We can only hope he had Seddon's book by his bedside as he pondered these changes, because it is evident that the whole edifice of public service delivery is rotten from top to bottom and needs a fundamental redesign. Throwing more money at it will simply compound failure. And the choice Mr Brown's reforms seek to offer is pointless if we are simply being asked to pick a school or hospital from three bad ones.

Seddon says that the fundamental problem is precisely what Mr Brown identified as the "inevitable" requirement of efficiency: the obsessive control of public service delivery by a central command structure that is largely ignorant of how to do the job properly, but whose mechanisms - targets, inspections and the rest - have become an orthodoxy that few dare challenge.

"If investment in the UK public sector has not been matched by improvements, it is because we have invested in the wrong things," says Seddon. "We think inspection drives improvement, we believe in the notion of economies of scale, we think choice and quasi-markets are levers for improvement, we believe people can be motivated with incentives, we think leaders need visions, managers need targets and that information technology is a driver of change.
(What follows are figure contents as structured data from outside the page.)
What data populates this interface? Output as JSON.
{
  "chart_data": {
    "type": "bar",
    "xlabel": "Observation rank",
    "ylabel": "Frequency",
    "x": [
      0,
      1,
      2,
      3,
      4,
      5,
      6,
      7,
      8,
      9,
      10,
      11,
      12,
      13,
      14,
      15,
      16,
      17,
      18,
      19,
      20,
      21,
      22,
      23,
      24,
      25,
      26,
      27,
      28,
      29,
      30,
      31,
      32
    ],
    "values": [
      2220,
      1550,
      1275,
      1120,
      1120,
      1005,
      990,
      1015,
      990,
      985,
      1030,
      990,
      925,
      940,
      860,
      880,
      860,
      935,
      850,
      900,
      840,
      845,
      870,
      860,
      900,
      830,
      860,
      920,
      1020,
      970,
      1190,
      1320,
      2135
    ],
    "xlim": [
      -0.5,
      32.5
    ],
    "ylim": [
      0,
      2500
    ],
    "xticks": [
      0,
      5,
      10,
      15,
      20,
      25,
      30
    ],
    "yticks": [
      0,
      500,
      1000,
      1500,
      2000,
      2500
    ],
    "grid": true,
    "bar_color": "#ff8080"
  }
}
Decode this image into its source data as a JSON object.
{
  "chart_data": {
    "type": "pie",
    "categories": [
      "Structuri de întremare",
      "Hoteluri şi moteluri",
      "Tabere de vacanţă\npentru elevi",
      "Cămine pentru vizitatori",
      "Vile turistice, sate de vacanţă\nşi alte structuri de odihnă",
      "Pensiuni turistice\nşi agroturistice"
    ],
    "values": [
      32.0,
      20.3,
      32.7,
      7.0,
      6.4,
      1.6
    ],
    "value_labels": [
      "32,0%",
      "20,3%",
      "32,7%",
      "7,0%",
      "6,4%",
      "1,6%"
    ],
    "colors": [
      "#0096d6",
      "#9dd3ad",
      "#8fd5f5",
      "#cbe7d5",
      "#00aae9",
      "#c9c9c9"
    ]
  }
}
These are all wrong-headed ideas. But they have been the foundation of public-sector 'reform."

Seddon says that public services have requirements placed on them by a whole series of bodies that are all based on opinion rather than knowledge. Many are burdened with specifications, targets, regulations and the like which are actually making matters worse.

The really scary thing is that the Government is simply digging a deeper and deeper pit into which to pour our money. New management approaches and further "reform" are compounding previous mistakes.

"At the heart of the problems with public-sector reform is the regime's incapacity to do the right thing," Seddon says. "It is focused on doing the wrong things and assumes compliance to be evidence of success. The inability to act is systemic."

Nor is he enamoured of trying to improve services through "local engagement" or "citizen's juries".

He argues that what people want from public services is for them to work properly, not to pick a heath-care model, vote on a local education policy or elect a chief constable. Waste can be eradicated if the systems are properly designed against demand rather than phoney outcomes.

Take the payment of housing benefits to four million people. The system the Government designed for doing this involved having a front office for claiming benefits and a back office for processing them.

Immediately, says Seddon, there was a problem. It meant that the person with whom the benefit recipient dealt was different from the person who would decide about the payment. Targets were then superimposed on this structure - how quickly back-office phones were picked up, or correspondence answered, or the time taken to calculate a claim.

While this might look like a sensible approach, Seddon says it simply guaranteed that, from the claimant's stand-point, the service remained poor because the back offices simply became repositories for complaints about delays and wrong decisions. It also opened the system to fraud.

What should happen is that when people turn up to get a service, they are met by someone who can help them get it.

"As soon as you create a split between front and back office, you also create waste. To do the same on a larger scale is to mass-produce it." The same failures are built into all public services, and to address the problems by reducing the number of targets is pointless: "Doing less of the wrong thing is not doing the right thing."

Waste on the scale we have seen demoralises people working in the public sector and angers those who pay for or use services. It is also stupefyingly costly. Cumulative public spending since 1997 stands at £4,500 billion - double the total for the preceding 10 years.

How much of this is wasted? The public sector employs 800,000 more people than in 1997, many of them engaged in developing specifications, writing guidance, drawing up standards, devising targets, enforcing inspections - all in the name of a reform programme that does not work properly.

It is barmy - a madness in whose name we have been mightily fleeced, and continue to be so.